Difficult science made even more difficult
It's kind of a neat topic, really how do some creatures live in very hot water near underwater volcanoes? How do others live in the salty brine of the Dead Sea? Or in the ice pack of the Antarctic?
Michael Gross' new book looks at these creatures extremophiles at also examines how modern medicine and industry might make use of the adaptations they have developed to survive.
But if this is intended as a popular science book, Gross misses the mark by a wide margin.
Gross' book is full of very technically sophisticated explanations that go right over the head of even fairly well-educated folks who don't happen to be specialists in protein splicing. Gross makes an effort and sets aside some of the more difficult concepts in their own boxed-off sections that the reader can skip (a la the computer "Dummies" books), but even the main narrative is awfully damn tough reading:
"Francine B. Perler and her co-workers at New England Biolabs constructed an artificial self-splicing system around the intein of Pyrococcus DNA polymerase by putting the gene for a maltose binding protein in front of it (a so-called N-extein, since it as at the amino-, or N-terminal end of the sequence) and a paramyosin gene behind it (a C-extein, for carboxy-terminal)."
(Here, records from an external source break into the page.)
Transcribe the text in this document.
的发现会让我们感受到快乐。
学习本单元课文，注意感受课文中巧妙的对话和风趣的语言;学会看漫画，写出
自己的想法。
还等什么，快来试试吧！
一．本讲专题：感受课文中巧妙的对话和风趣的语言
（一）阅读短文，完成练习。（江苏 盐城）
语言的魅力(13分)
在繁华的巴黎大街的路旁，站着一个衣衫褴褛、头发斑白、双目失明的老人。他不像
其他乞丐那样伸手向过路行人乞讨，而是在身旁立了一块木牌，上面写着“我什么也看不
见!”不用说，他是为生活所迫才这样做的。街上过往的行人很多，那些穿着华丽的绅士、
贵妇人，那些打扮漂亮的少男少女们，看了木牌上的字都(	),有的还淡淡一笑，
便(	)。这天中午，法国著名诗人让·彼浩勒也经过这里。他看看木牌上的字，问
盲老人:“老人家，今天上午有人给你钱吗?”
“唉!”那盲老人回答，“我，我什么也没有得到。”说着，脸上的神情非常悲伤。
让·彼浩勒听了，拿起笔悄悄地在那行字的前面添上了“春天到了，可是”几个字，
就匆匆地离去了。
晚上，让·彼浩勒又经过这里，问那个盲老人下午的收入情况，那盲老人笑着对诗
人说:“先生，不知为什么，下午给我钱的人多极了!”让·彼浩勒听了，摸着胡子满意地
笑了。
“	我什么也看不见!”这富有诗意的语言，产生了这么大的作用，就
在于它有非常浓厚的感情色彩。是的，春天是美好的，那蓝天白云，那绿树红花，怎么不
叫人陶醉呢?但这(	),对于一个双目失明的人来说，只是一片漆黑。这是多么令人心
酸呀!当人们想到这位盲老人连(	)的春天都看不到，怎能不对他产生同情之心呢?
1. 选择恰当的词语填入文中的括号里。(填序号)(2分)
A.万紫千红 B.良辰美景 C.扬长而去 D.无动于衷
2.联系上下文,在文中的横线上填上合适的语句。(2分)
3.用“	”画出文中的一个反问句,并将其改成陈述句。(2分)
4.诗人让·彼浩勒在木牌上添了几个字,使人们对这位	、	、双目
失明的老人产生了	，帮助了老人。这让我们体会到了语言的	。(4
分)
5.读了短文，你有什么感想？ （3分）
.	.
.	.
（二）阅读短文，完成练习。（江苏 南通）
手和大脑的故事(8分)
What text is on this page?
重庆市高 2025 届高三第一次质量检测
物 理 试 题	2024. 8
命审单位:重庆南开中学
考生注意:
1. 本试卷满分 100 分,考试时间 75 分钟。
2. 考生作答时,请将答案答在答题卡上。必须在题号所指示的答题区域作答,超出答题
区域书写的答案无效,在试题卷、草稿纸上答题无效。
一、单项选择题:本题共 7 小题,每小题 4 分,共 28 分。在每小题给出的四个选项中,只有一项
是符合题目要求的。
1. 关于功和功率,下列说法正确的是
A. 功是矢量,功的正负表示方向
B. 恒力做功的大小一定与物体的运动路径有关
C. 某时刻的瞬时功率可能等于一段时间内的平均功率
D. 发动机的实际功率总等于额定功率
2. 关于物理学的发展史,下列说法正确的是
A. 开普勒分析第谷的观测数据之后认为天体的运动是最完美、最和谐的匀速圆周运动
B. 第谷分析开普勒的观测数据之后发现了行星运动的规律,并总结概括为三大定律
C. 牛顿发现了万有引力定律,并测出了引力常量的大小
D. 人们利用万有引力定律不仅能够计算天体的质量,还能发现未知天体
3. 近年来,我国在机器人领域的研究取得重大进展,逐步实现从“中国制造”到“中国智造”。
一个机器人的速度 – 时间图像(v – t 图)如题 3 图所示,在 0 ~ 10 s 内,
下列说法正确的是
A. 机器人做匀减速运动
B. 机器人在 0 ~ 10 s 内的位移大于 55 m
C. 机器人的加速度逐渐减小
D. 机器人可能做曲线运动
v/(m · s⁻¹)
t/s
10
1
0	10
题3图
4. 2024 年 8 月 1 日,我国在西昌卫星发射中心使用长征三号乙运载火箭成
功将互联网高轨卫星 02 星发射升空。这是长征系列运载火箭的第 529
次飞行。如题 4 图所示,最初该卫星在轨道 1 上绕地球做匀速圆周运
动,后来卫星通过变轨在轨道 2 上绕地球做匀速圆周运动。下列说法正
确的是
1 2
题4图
I challenge you to find a non-doctoral student who can read the above passage and understand it. And much of the book a good 40 percent of the narrative, I'd venture is of a similar denseness.
Which is too bad, because what sense was made of this book came out pretty interesting. It is no surprise that life's adaptations to various environmental extremes are varied, ingenious and, well, NEAT. Most of the extremophilic life forms here are single-cell organisms, and so their adaptations are, of necessity, at a molecular level: Changing the proteins of their surface membrane to keep certain poisons out, for instance.
Maybe there simply is no way to write a book about molecular biology that a lay audience can grasp. Still, I think if someone like Carl Sagan tackled this same topic, it would have been far more accessible and the 40 percent that goes over most of our heads now would no doubt be as interesting as the portions we can already understand.